Quieto! O grito ficou mais alto, mais agudo. Senti uma bicada no nariz.

— Quieto Tetê! — uma voz me acordou.

Senti o bater de asas e as garrinhas do bichinho deixarem minha pele.

— Você que quis um passarinho, tem que cuidar dele. Onde já se viu largar ele solto desse jeito? Vai fugir assim. O bicho quer comida, acorda! — A pessoa deu uma sacudida na coberta, depois abriu a persiana e saiu do quarto. A claridade repentina veio como um beliscão nas pálpebras e uma pontada dolorosa de estímulo luminoso ativou meu cérebro. Eu virei de bruços e afundei a cara no travesseiro, massageando as têmporas, acalmando as pulsações de dor que me afetavam. O sol não me deu trégua e aquecia incomodamente minha nuca. Eu joguei o travesseiro no chão e escutei um guincho. Tetê ainda estava com fome.

Algo aquecia minha pele. Era um calor diferente, não era igual ao sol. Um calorzinho suave, delicado, aconchegante. De repente senti um chacoalhão forte.

— Opa! Buraco na estrada.

Meus olhos se abriram devagar para um céu rosé, meio lilás, meio salmão.

Outra chacoalhada. Pisquei duas vezes. Senti minha mente despertar quando percebi Chelon e Hiz me olhando. Me dei conta de que estava deitada e meu instinto primário foi me levantar, mas meu corpo estava estranho. Além de dolorido, eu sentia ele todo anestesiado, como se meus músculos se recusassem a me obedecer, estavam moles. A lança não atravessava mais meu peito e eu sentia a pressão das faixas que tinham sido enroladas em mim, desesperadamente tentando atar meu corpo. As ataduras agora envolviam meu tronco do umbigo para cima até o pescoço. Então meu coração afundou. Eu estava sem camisa. A faixa cobria por completo meu tórax, mas alguém precisaria ter feito aquela atadura.

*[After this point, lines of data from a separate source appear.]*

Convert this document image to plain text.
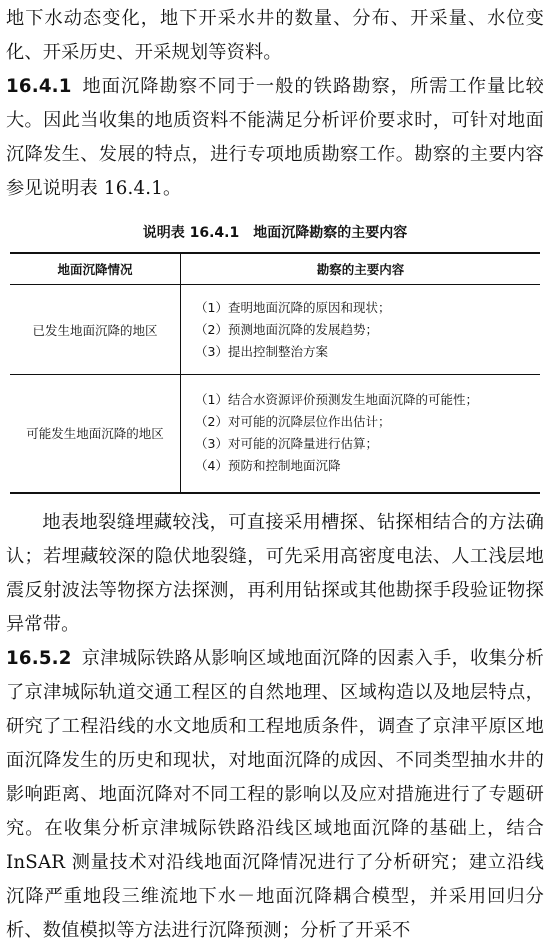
地下水动态变化，地下开采水井的数量、分布、开采量、水位变化、开采历史、开采规划等资料。

16.4.1 地面沉降勘察不同于一般的铁路勘察，所需工作量比较大。因此当收集的地质资料不能满足分析评价要求时，可针对地面沉降发生、发展的特点，进行专项地质勘察工作。勘察的主要内容参见说明表 16.4.1。

说明表 16.4.1　地面沉降勘察的主要内容
地面沉降情况	勘察的主要内容
已发生地面沉降的地区	（1）查明地面沉降的原因和现状；
（2）预测地面沉降的发展趋势；
（3）提出控制整治方案

可能发生地面沉降的地区	（1）结合水资源评价预测发生地面沉降的可能性；
（2）对可能的沉降层位作出估计；
（3）对可能的沉降量进行估算；
（4）预防和控制地面沉降

地表地裂缝埋藏较浅，可直接采用槽探、钻探相结合的方法确认；若埋藏较深的隐伏地裂缝，可先采用高密度电法、人工浅层地震反射波法等物探方法探测，再利用钻探或其他勘探手段验证物探异常带。

16.5.2 京津城际铁路从影响区域地面沉降的因素入手，收集分析了京津城际轨道交通工程区的自然地理、区域构造以及地层特点，研究了工程沿线的水文地质和工程地质条件，调查了京津平原区地面沉降发生的历史和现状，对地面沉降的成因、不同类型抽水井的影响距离、地面沉降对不同工程的影响以及应对措施进行了专题研究。在收集分析京津城际铁路沿线区域地面沉降的基础上，结合 InSAR 测量技术对沿线地面沉降情况进行了分析研究；建立沿线沉降严重地段三维流地下水－地面沉降耦合模型，并采用回归分析、数值模拟等方法进行沉降预测；分析了开采不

— Como se sente? — Chelon perguntou. Eu o encarei sem saber o que dizer, com o temor estampado no meu rosto.

— Meio retalhado? — Hiz tentou fazer piada e eu forcei uma risada. Continuei olhando para ele, esperando algum comentário. Nada.

E agora? Eles sabiam? Por que não estão falando nada?

Fiz um esforço conseguir levantar o tronco, meu corpo ainda estava mole e eu sentia uma tontura leve. O balançar do carro que nos levava aguçou meus sentidos e me ajudou a prestar mais atenção ao que acontecia. Estávamos em um carro aberto, rústico, de madeira escura que não foi polida. Com a palma da mão eu sentia cada farpa e entalhe da árvore usada para a confecção daquela tipoia. Quatro rodas com reforço metálico sustentavam nosso peso.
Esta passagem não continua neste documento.